Ce qui, dans les années qui viennent, risque de changer durablement la vie des Français est le pic de Hubbert1 du pétrole, prévu par les experts pour bientôt, et qui aura pour conséquence une forte augmentation du coût des énergies. En effet, ce pic (moment où la production mondiale de pétrole sera amenée à diminuer) est prévu pour les prochaines décennies. En tout cas, une chose est certaine, dans quelques années, la demande en produit pétrolier sera supérieure à l’offre. C’est la cause principale de l’inévitable augmentation du prix du baril. Seule une crise économique majeure, peut de façon momentanée inverser ce processus. Il ne s’agit pas, comme les fois précédentes, de causes conjoncturelles, mais de pénurie durable. Il ne faut pas espérer la découverte de nouveaux gisements pour résoudre ce problème, car depuis plus d’une dizaine d’années, les quantités découvertes sont inférieures aux quantités consommées. On comprend aisément que les réserves ne peuvent que diminuer.
L’augmentation de la température liée à l’effet de serre est maintenant mesurable. Cette augmentation est en moyenne située entre 0,6 et 1 degré et pourra au XXIème siècle augmenter de 2 à 62 degrés selon les régions du globe, en fonction du niveau de nos consommations. Il faut savoir que la fourchette haute de cette variation est du même ordre de grandeur que celle des plus grandes amplitudes que la terre ait connues depuis plus d’un million d’années. De plus ces variations furent lentes comparées à la brusque montée des températures observées depuis quelques années. Les espèces animales et surtout végétales avaient alors le temps d’élaborer une stratégie de survie afin de s’adapter aux nouvelles conditions climatiques. Les spécialistes du climat et de la physique de l’atmosphère nous disent qu’une variation de 1 degré est équivalente à une remontée des latitudes de l’ordre de plusieurs centaines de kilomètres.
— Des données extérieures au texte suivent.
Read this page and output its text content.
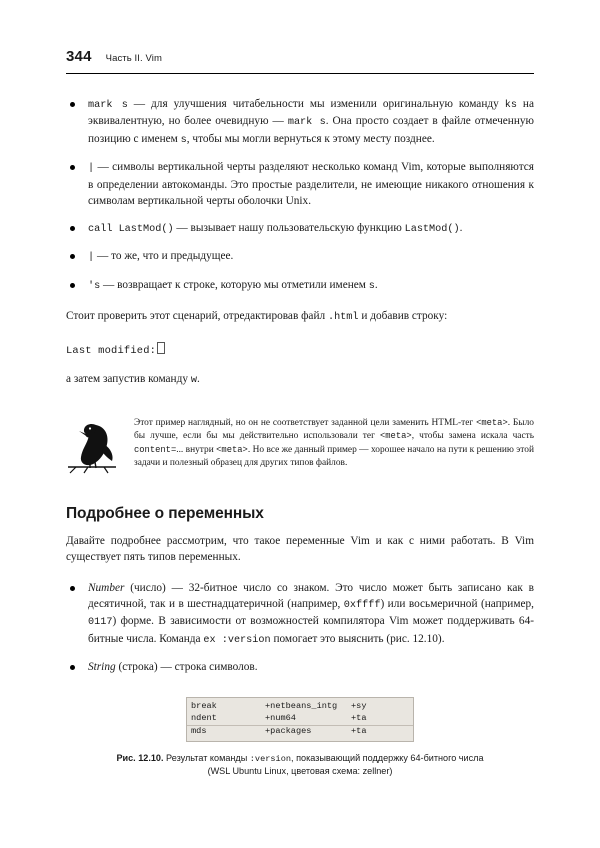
344 Часть II. Vim
mark s — для улучшения читабельности мы изменили оригинальную команду ks на эквивалентную, но более очевидную — mark s. Она просто создает в файле отмеченную позицию с именем s, чтобы мы могли вернуться к этому месту позднее.
| — символы вертикальной черты разделяют несколько команд Vim, которые выполняются в определении автокоманды. Это простые разделители, не имеющие никакого отношения к символам вертикальной черты оболочки Unix.
call LastMod() — вызывает нашу пользовательскую функцию LastMod().
| — то же, что и предыдущее.
's — возвращает к строке, которую мы отметили именем s.

Стоит проверить этот сценарий, отредактировав файл .html и добавив строку:

Last modified:

а затем запустив команду w.

Этот пример наглядный, но он не соответствует заданной цели заменить HTML-тег <meta>. Было бы лучше, если бы мы действительно использовали тег <meta>, чтобы замена искала часть content=... внутри <meta>. Но все же данный пример — хорошее начало на пути к решению этой задачи и полезный образец для других типов файлов.
Подробнее о переменных

Давайте подробнее рассмотрим, что такое переменные Vim и как с ними работать. В Vim существует пять типов переменных.

Number (число) — 32-битное число со знаком. Это число может быть записано как в десятичной, так и в шестнадцатеричной (например, 0xffff) или восьмеричной (например, 0117) форме. В зависимости от возможностей компилятора Vim может поддерживать 64-битные числа. Команда ex :version помогает это выяснить (рис. 12.10).
String (строка) — строка символов.
break	+netbeans_intg	+sy
ndent	+num64	+ta
mds	+packages	+ta
Рис. 12.10. Результат команды :version, показывающий поддержку 64-битного числа
(WSL Ubuntu Linux, цветовая схема: zellner)
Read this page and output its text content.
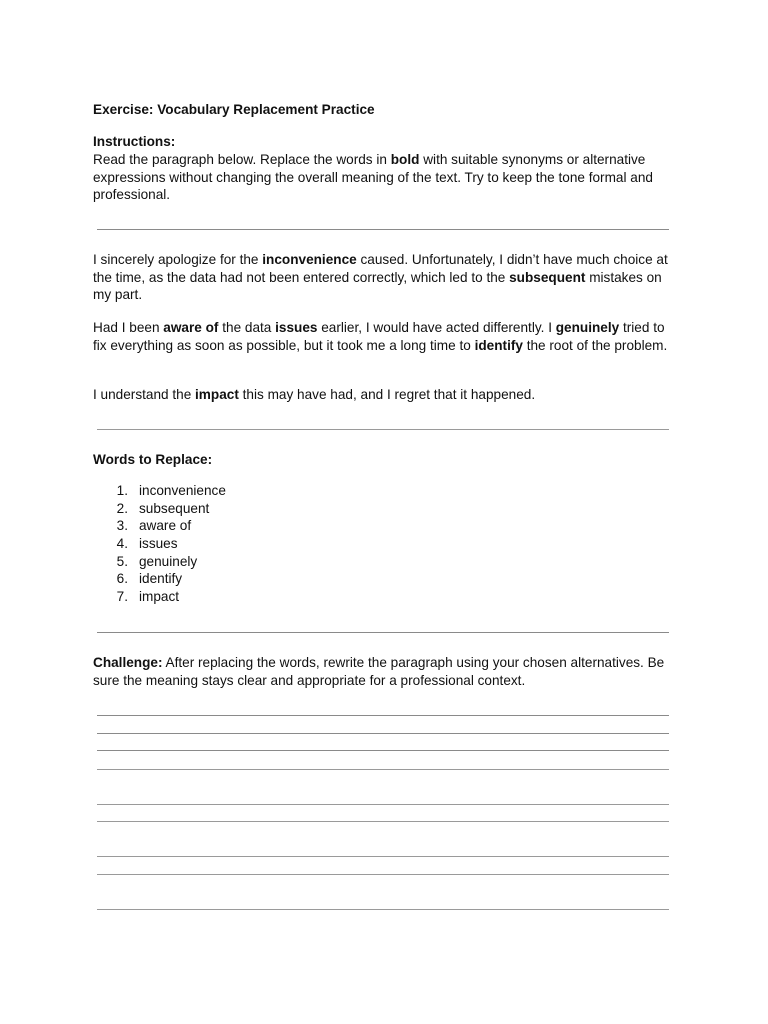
Exercise: Vocabulary Replacement Practice

Instructions:

Read the paragraph below. Replace the words in bold with suitable synonyms or alternative expressions without changing the overall meaning of the text. Try to keep the tone formal and professional.

I sincerely apologize for the inconvenience caused. Unfortunately, I didn’t have much choice at the time, as the data had not been entered correctly, which led to the subsequent mistakes on my part.

Had I been aware of the data issues earlier, I would have acted differently. I genuinely tried to fix everything as soon as possible, but it took me a long time to identify the root of the problem.

I understand the impact this may have had, and I regret that it happened.

Words to Replace:

1. inconvenience
2. subsequent
3. aware of
4. issues
5. genuinely
6. identify
7. impact

Challenge: After replacing the words, rewrite the paragraph using your chosen alternatives. Be sure the meaning stays clear and appropriate for a professional context.
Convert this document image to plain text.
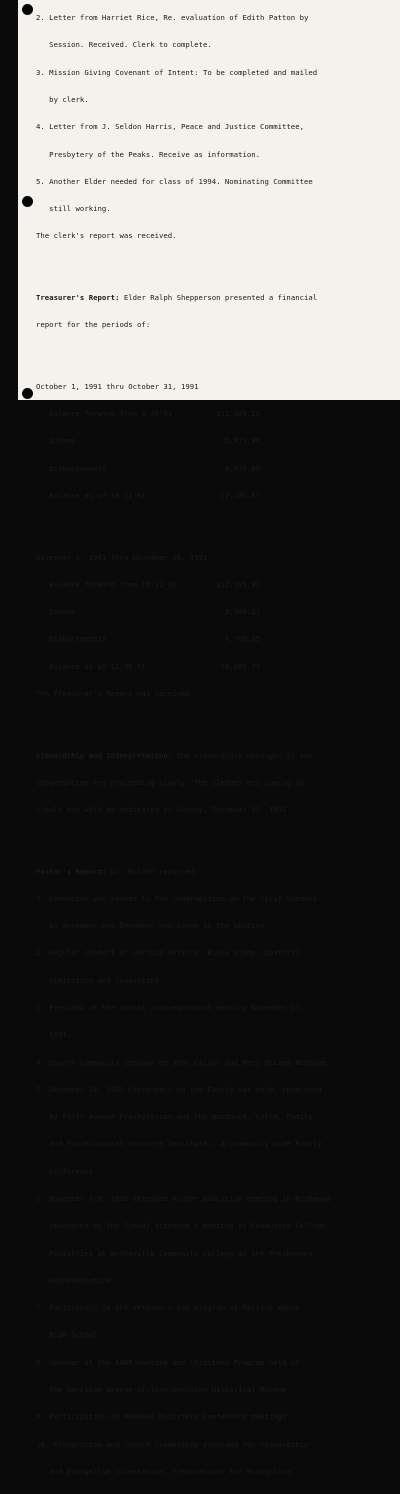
2. Letter from Harriet Rice, Re. evaluation of Edith Patton by

Session. Received. Clerk to complete.

3. Mission Giving Covenant of Intent: To be completed and mailed

by clerk.

4. Letter from J. Seldon Harris, Peace and Justice Committee,

Presbytery of the Peaks. Receive as information.

5. Another Elder needed for class of 1994. Nominating Committee

still working.

The clerk's report was received.

Treasurer's Report: Elder Ralph Shepperson presented a financial

report for the periods of:

October 1, 1991 thru October 31, 1991

Balance forward from 9-30-91          $11,309.15

Income                                  5,471.80

Disbursements                           4,675.08

Balance as of 10-31-91                 12,105.87

November 1, 1991 thru November 30, 1991

Balance forward from 10-31-91         $12,105.87

Income                                  3,540.21

Disbursements                           4,760.35

Balance as of 11-30-91                 10,885.73

The Treasurer's Report was received.

Stewardship and Interpretation: The stewardship messages to the

congregation are proceeding slowly. The pledges are coming in

slowly and will be dedicated on Sunday, December 29, 1991.

Pastor's Report: Dr. Bolden reported :

1. Communion was served to the congregation on the first Sundays

in November and December and taken to the shutins.

2. Regular conduct of worship service. Bible study, pastoral

visitation and counseling.

3. Presided at the annual congregational meeting November 17,

1991.

4. Church-community Seminar on John Calvin and Mary McLeod Bethune.

5. December 14, 1991 Conference on the Family was held, sponsored

by Fifth Avenue Presbyterian and the Guidance, Child, Family

and Psychological Services Institute...a community wide Family

Conference.

6. November 8-9, 1991 attended Higher Education meeting in Richmond

sponsored by the Synod/ attended a meeting of Community College

Ministries at Wytheville Community College as the Presbytery

Representative.

7. Participant in the Veteran's Day program at Patrick Henry

High School.

8. Speaker at the AARP meeting and Christmas Program held at

the Harrison Avenue African-American Historical Museum.

9. Participation in Roanoke Ministers Conference meetings.

10. Preparation and church leadership provided for Stewardship

and Evangelism orientation. Preparations for Evangelism
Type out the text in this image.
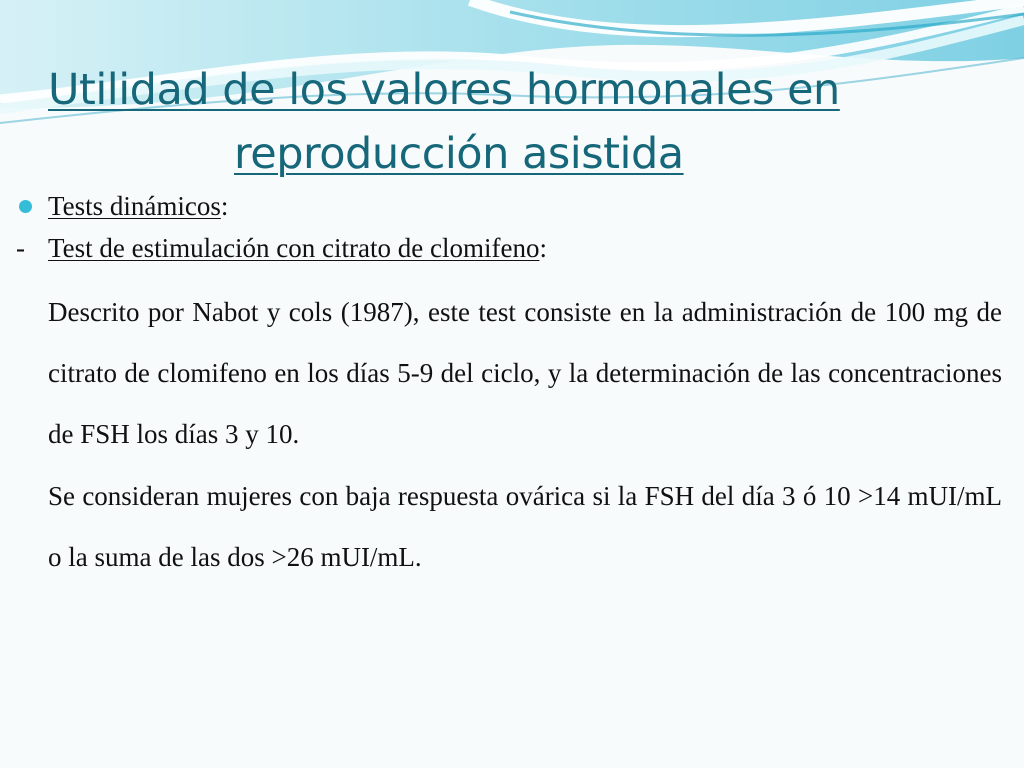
Utilidad de los valores hormonales en
reproducción asistida
Tests dinámicos:
- Test de estimulación con citrato de clomifeno:

Descrito por Nabot y cols (1987), este test consiste en la administración de 100 mg de citrato de clomifeno en los días 5-9 del ciclo, y la determinación de las concentraciones de FSH los días 3 y 10.

Se consideran mujeres con baja respuesta ovárica si la FSH del día 3 ó 10 >14 mUI/mL o la suma de las dos >26 mUI/mL.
Ce qui fait dire que si la température monte de 6 degrés durant le siècle à venir, le Sahara se retrouvera en Europe.
Dans les périodes glaciaires3 [qui se reproduisent tous les 100 000 ans], à nos latitudes, les terres étaient recouvertes de glace et les traces des glaciers qui se sont formés à ces époques sont encore visibles de nos jours. Depuis 10 000 ans la terre a connu une période d’une grande stabilité de température. On peut penser que cette stabilité a été un facteur important pour le développement des civilisations. Les spécialistes s’accordent pour attribuer la disparition des dinosaures4, qui a eu lieu il y a 65 millions d’années, aux conséquences de la percussion d’un astéroïde avec notre planète. Cet astéroïde aurait soulevé de grandes quantités d’aérosols qui ont obscurci le ciel. Les variations climatiques qui s’en suivirent furent brusques et plus des 2/3 des espèces vivantes disparurent. Les dinosaures furent les premières victimes de ce phénomène. À d’autres périodes, l’activité géologique de notre planète a entraîné de gigantesques éruptions volcaniques ; les changements climatiques qui en résultèrent peuvent également être à l’origine de la disparition des espèces vivant à cette époque ; ce n’est toutefois pas la seule possibilité. La variation déjà observée et celle que prévoient les spécialistes du climat sont extrêmement préoccupantes.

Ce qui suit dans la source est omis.